In the same year, 1935, a house designed for her by architect Yeng Zi-Hun was built at #106 London Road (now Chengdu Road). It was a brick and wood building, combining western and oriental design. The front of the house was a one-story building used as a clinic.

Beginning in 1936, Ting devoted part of her energy to rural health work. 80% of the Chinese lived on farms. Ting organized her nurses and a group of YMCA workers. They went to rural districts surrounding Tianjin and gave 600 free vaccinations against smallpox. They organized simple first aid boxes with drugs for wounds, cuts and minor infections.
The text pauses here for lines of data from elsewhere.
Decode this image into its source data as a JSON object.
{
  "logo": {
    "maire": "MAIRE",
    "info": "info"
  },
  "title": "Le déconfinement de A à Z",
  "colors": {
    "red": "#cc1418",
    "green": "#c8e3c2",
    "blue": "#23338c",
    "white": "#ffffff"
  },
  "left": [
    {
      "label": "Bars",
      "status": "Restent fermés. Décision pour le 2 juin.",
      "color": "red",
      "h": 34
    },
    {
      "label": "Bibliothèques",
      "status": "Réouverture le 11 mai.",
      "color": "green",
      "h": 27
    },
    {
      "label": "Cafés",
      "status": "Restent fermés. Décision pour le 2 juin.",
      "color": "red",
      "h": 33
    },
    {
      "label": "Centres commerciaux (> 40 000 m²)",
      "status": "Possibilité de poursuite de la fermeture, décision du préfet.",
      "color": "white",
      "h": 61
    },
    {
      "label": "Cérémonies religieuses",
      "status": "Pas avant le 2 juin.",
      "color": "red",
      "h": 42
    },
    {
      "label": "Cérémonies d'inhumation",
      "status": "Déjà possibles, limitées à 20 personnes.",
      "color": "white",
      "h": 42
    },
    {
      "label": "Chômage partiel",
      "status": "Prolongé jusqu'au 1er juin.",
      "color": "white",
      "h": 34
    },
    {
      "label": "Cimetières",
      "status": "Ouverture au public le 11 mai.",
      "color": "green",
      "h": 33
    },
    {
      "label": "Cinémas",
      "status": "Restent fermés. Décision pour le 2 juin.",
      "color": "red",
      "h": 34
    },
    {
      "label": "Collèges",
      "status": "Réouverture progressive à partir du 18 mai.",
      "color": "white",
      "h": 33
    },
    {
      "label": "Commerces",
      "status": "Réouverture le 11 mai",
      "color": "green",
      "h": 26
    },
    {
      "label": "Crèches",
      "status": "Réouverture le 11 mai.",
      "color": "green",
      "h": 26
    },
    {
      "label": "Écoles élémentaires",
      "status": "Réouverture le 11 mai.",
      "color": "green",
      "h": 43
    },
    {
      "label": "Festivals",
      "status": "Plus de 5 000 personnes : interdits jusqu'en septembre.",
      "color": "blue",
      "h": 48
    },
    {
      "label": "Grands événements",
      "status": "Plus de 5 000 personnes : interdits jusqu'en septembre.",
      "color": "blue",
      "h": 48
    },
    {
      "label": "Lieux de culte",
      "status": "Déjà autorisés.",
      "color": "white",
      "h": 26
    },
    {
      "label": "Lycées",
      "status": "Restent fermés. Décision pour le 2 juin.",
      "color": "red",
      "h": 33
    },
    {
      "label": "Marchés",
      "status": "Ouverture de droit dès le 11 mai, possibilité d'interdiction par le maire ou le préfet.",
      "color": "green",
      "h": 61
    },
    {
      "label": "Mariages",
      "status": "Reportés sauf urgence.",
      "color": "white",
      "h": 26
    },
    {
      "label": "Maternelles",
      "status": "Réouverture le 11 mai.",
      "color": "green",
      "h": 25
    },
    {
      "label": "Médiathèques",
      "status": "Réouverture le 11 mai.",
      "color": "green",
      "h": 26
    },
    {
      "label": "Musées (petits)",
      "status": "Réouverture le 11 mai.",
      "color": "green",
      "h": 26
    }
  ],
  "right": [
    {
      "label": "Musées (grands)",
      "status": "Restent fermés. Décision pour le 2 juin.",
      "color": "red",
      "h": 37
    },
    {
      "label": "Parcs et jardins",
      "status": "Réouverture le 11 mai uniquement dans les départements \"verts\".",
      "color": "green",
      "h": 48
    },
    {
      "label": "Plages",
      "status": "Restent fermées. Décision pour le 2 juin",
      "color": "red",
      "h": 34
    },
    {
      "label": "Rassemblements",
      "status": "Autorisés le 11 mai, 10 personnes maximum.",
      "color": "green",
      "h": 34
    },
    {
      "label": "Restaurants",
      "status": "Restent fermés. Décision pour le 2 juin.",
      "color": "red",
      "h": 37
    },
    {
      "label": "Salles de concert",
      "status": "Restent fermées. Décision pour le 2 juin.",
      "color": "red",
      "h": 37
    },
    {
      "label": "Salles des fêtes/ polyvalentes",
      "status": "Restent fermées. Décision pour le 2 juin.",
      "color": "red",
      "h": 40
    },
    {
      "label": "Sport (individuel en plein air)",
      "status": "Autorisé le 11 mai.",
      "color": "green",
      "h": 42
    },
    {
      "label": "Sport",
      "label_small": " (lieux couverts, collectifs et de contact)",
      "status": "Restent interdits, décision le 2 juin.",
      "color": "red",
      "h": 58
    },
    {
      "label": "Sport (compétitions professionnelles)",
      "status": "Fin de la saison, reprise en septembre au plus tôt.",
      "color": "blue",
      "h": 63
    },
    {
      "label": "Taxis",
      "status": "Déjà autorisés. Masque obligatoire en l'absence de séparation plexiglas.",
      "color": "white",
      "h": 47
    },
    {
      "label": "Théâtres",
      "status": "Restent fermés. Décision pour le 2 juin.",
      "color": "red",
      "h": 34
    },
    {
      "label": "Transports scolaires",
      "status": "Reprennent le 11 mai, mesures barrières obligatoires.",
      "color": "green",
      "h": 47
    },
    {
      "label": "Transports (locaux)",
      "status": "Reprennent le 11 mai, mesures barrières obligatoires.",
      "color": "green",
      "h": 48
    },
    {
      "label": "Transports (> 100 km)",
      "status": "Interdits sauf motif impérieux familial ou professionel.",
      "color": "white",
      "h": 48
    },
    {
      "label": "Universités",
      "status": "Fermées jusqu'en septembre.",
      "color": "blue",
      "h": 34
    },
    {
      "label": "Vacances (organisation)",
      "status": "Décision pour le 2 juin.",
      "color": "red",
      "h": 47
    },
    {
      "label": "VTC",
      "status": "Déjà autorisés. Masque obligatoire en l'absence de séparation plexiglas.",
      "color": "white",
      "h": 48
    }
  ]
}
They gave the first aid boxes and 2 weeks of simple instructions on first aid to the rural teachers. Ting also trained nurse-midwives to be stationed in the surrounding rural areas.

During the Sino-Japanese war, in 1939, Ting was imprisoned by the Japanese from January 11 to January 29, 1939. No reason was given for her arrest. The Alumni Association of the University of Michigan petitioned the American State Department to obtain her release.
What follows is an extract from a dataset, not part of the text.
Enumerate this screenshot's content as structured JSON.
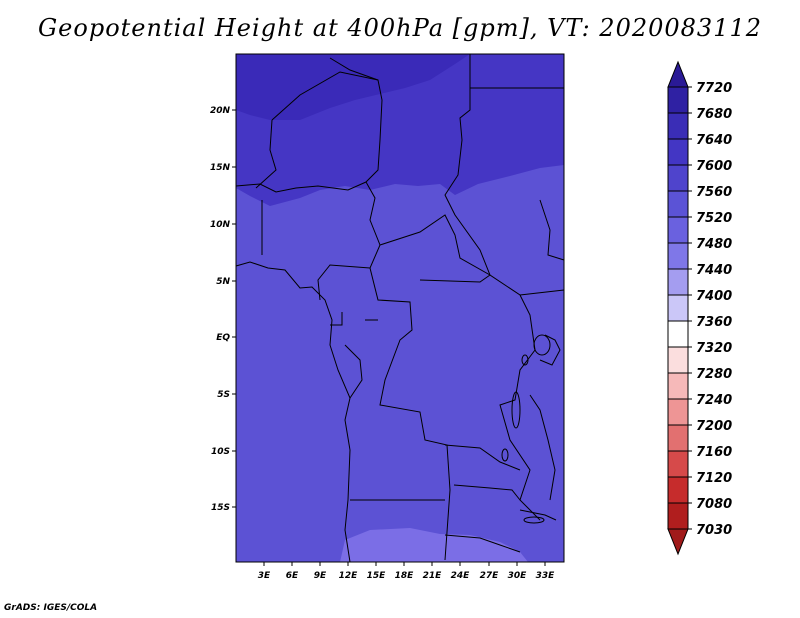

Since 1943, Ting was the Chairperson of International Relief committee in Tianjin. Under her leadership, refugee camps were set up for the Koreans who fled from Japan to Manchuria, and now to Tianjin. The refugees were provided with food, shelter and medical care including vaccinations. In 1949, Ting was Chairman of United Nations Emergency Fund for Children.

==Ting in America==

In 1950 when her hospitals and all her property were taken over by the communist government, she left for Hong Kong and came to the United States via England. She rendered valuable service in a mission hospital in Jacksonville, Florida, and in the Mississippi State Charity Hospital in Vicksburg. She served as house physician and instructor at Tougaloo College in Mississippi, as medical director at the Connecticut State Farm for Women at Niantic, and at the Fernald School in Waverley, Massachusetts.

In October 1952, at the Convocation of Science and Human Values, Mount Holyoke College awarded Ting a citation for her outstanding work as a physician in Tianjin, China from 1922 to 1950. Her award cited her achievements as head of two hospitals, developer of an urban health program, regional president of the China Medical Association, president of China's International Relief Committee (1943 to 1949), and administrator of UNRRA (United Nations Relief and Rehabilitation Administration) funds after its American staff was driven out by the Chinese Communist revolution.

She was attending a medical conference in New York on July 15, 1969, when she died from a heart attack.

One of her friends, Madeleine Wayne Diehl, gave this personal tribute: "She bore the responsibility for human frailties in others. In her own determined and dedicated little body and dauntless spirit she was as strong as anyone I have known, and, in a way, solitary, as great souls often are...ever giving, and forgiving, ever blessing, ever blessed. Oh the dearness of her. Yes, I feel bereft, but I will try to incorporate, in the remaining time of my life, some of the steadfast faith and unswerving loyalty to her high code. Remarkable, oh yes, and also immeasurably lovable. I thank God she counted me as one of her friends."

==Notes==
(1) As a consequence of the Boxer Rebellion of 1900, China had to pay reparations to eight countries. In 1908, the U.S. used its share for scholarships for Chinese students and for the construction of Tsinghua University in Beijing. The Tsinghua Special Scholarship was also a recipient.

(2) Levi L. Barbour of Detroit, an alumnus and former regent of the University of Michigan, founded the Barbour Scholarship in 1917. While traveling in Asia, he recognized the need there for liberal and scientific education for women, particularly in medicine. He was inspired by the careers of three women physicians who were University alumnae, Drs. Ida Kahn and Mary Stone of China and Tomo Inouye of Japan. His purposes were ultimately achieved, as evidenced by the remarkable careers of subsequent Barbour scholars, including Dr. Ting.